A school board in South Carolina has launched a pilot program to get rid of snow days and instead have students work from home when the weather turns treacherous. Beyond depriving schoolkids of the joys of weather-enforced truancy, the plan will exacerbate the region's digital divide for student who don't have internet access at home.
Anderson County School District Five will be the first region to participate in the pilot program this upcoming school year. In the past, Anderson County had makeup days tacked on to the end of the school year in lieu of days missed due to bad weather, but most kids ended up just skipping them, according to a local news report.

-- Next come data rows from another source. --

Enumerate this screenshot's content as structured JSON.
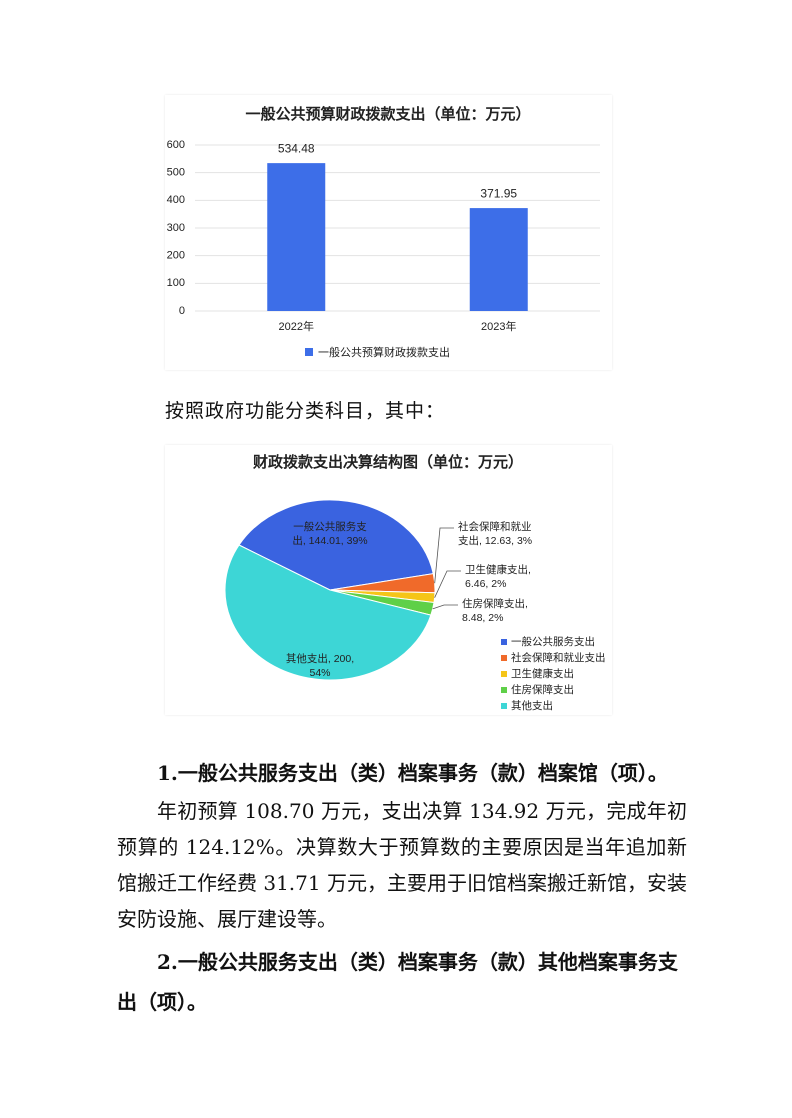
{
  "chart_data": [
    {
      "type": "bar",
      "title": "一般公共预算财政拨款支出（单位：万元）",
      "categories": [
        "2022年",
        "2023年"
      ],
      "series": [
        {
          "name": "一般公共预算财政拨款支出",
          "color": "#3d6ee8",
          "values": [
            534.48,
            371.95
          ]
        }
      ],
      "ylim": [
        0,
        600
      ],
      "yticks": [
        0,
        100,
        200,
        300,
        400,
        500,
        600
      ],
      "grid": true,
      "legend": "bottom"
    },
    {
      "type": "pie",
      "title": "财政拨款支出决算结构图（单位：万元）",
      "categories": [
        "一般公共服务支出",
        "社会保障和就业支出",
        "卫生健康支出",
        "住房保障支出",
        "其他支出"
      ],
      "values": [
        144.01,
        12.63,
        6.46,
        8.48,
        200
      ],
      "value_labels": [
        "一般公共服务支\n出, 144.01, 39%",
        "社会保障和就业\n支出, 12.63, 3%",
        "卫生健康支出,\n6.46, 2%",
        "住房保障支出,\n8.48, 2%",
        "其他支出, 200,\n54%"
      ],
      "colors": [
        "#3a63e0",
        "#f06a2a",
        "#f5c518",
        "#5fd048",
        "#3dd6d6"
      ],
      "legend": "lower right"
    }
  ],
  "document": {
    "intro": "按照政府功能分类科目，其中：",
    "sections": [
      {
        "heading": "1.一般公共服务支出（类）档案事务（款）档案馆（项）。",
        "paragraph": "年初预算 108.70 万元，支出决算 134.92 万元，完成年初预算的 124.12%。决算数大于预算数的主要原因是当年追加新馆搬迁工作经费 31.71 万元，主要用于旧馆档案搬迁新馆，安装安防设施、展厅建设等。"
      },
      {
        "heading": "2.一般公共服务支出（类）档案事务（款）其他档案事务支出（项）。"
      }
    ]
  }
}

Students from grades 3 through 12 in the school board are already given Chromebooks to use at home, so in the event of a snow day or other inclement weather that causes a shutdown, kids will be expected to log on from home, communicate with teachers, and complete assignments.
Source: MotherBoard
(Score: 3, Insightful) by Anonymous Coward on Saturday August 04 2018, @06:23PM (2 children)
What? Giving kids junkware from privacy-hostile companies like Google won't improve our school system? Impossible! Everything must be proprietary, and everything must be In the Cloud. That will surely solve the problem of schools not being able to educate children about anything more advanced than the absolute basics.

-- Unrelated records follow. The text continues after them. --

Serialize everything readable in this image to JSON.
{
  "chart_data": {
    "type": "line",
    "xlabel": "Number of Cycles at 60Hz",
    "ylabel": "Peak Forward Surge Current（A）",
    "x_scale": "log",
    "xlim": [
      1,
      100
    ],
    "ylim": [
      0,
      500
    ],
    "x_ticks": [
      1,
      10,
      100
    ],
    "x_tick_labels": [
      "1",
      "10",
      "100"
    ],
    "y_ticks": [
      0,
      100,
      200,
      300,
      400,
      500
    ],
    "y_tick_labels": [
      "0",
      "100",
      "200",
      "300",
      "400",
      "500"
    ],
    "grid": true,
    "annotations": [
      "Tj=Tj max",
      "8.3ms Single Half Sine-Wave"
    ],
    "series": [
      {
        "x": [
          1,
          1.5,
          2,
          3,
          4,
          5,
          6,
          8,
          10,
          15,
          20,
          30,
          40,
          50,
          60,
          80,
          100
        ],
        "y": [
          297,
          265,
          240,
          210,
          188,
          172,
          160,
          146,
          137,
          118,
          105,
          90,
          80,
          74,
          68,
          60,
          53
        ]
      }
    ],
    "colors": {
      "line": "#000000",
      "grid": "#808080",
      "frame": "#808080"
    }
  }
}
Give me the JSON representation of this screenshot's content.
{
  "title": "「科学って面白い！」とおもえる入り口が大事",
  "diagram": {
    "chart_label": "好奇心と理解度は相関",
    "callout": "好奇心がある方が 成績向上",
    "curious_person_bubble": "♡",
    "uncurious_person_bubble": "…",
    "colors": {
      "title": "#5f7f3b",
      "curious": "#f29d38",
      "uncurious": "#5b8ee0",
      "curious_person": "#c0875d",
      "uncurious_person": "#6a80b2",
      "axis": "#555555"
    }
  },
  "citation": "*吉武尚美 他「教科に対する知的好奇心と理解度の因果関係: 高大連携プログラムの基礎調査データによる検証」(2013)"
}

(Score: 2) by Gaaark on Saturday August 04 2018, @06:54PM (1 child)
And the absolute basics isn't being taught sometimes and they still get passed through.
But now they'll know how to suck the Google teat and the Microsoft teat will maybe dry up?
--- Please remind me if I haven't been civil to you: I'm channeling MDC. ---Gaaark 2.0 ---
(Score: 1, Funny) by Anonymous Coward on Saturday August 04 2018, @07:35PM
There's an easy solution to all of this, and it's that we need more easily-quantifiable, cheap, and standardized multiple choice tests that test almost entirely for rote memorization. That will appease the masses.